The biggest head scratcher came when (spoiler alert....as if) they finally get together on that floor in front of the fireplace in the Nancy Myers inn. Who do you know, their age, who could or would opt for the scatter rug instead of the cosy king-sized bed two feet away? Could you pop down to the floor without a few exclamations of pain or at least some kvetching about your back, leg, hip, arthritis, etc?
Are roaring fires as romantic a lure to old married couples as they once were, or do they just make better visual and cultural references?
I read that this movie was written by a young person who had never been married. No surprises there.
Dear Mr. Pomerantz; There are two types of making sense: makes sense in the real world human emotions, economies, physics and the like; and makes sense in the movie's world, where the real worlds attributes are familiar or may work slightly differently. The latter works if the creators spend some time building their world and if they use Chekhov's gun. When the rules, real or movie, are broken the discord can make a movie go flat.

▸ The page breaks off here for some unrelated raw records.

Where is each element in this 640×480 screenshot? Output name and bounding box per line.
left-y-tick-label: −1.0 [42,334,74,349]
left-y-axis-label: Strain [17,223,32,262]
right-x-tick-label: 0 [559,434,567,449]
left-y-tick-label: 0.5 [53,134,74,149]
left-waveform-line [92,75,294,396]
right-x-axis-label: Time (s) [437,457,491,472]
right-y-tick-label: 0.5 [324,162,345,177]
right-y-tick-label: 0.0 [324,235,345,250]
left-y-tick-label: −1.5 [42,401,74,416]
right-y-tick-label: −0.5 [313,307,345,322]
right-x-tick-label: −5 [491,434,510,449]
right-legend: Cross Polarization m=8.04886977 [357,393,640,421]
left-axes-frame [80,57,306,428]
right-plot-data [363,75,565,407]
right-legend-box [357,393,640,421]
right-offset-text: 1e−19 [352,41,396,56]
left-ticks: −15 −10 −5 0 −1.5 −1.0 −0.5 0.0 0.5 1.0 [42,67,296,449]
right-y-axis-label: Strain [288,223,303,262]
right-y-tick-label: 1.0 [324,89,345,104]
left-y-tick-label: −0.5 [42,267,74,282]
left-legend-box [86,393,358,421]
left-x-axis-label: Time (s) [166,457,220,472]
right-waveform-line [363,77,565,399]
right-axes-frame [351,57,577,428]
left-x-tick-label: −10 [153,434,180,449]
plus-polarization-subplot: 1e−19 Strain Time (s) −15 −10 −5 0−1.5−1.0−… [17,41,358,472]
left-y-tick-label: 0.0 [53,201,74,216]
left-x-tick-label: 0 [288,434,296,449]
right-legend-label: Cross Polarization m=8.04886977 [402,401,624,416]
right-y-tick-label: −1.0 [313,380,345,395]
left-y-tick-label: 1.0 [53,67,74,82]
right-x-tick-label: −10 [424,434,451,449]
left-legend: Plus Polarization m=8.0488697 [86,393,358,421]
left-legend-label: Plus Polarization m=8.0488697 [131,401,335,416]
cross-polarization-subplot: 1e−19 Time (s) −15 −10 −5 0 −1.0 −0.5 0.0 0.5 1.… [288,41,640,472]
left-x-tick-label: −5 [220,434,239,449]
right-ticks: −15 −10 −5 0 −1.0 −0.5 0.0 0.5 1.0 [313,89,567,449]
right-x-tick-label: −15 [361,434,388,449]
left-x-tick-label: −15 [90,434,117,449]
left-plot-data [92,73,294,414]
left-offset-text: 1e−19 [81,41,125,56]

I agree with you, not enough effort is directed at making many movies hold together. Let's call this the "Buck Rogers Syndrome".
-Z
High concept still seems to rule, as it did for many of the studio films of the Golden Era, whether they were musicals, gangster films, or comedies. Out of that came the ocassional brilliant film like "Casablanca". Frankly, I think the 1970s was a golden period with "The Godfather", "Dog Day Afternoon"," Five Easy Pieces", "Klute" and "Shampoo" as examples of well-written, well-played movies.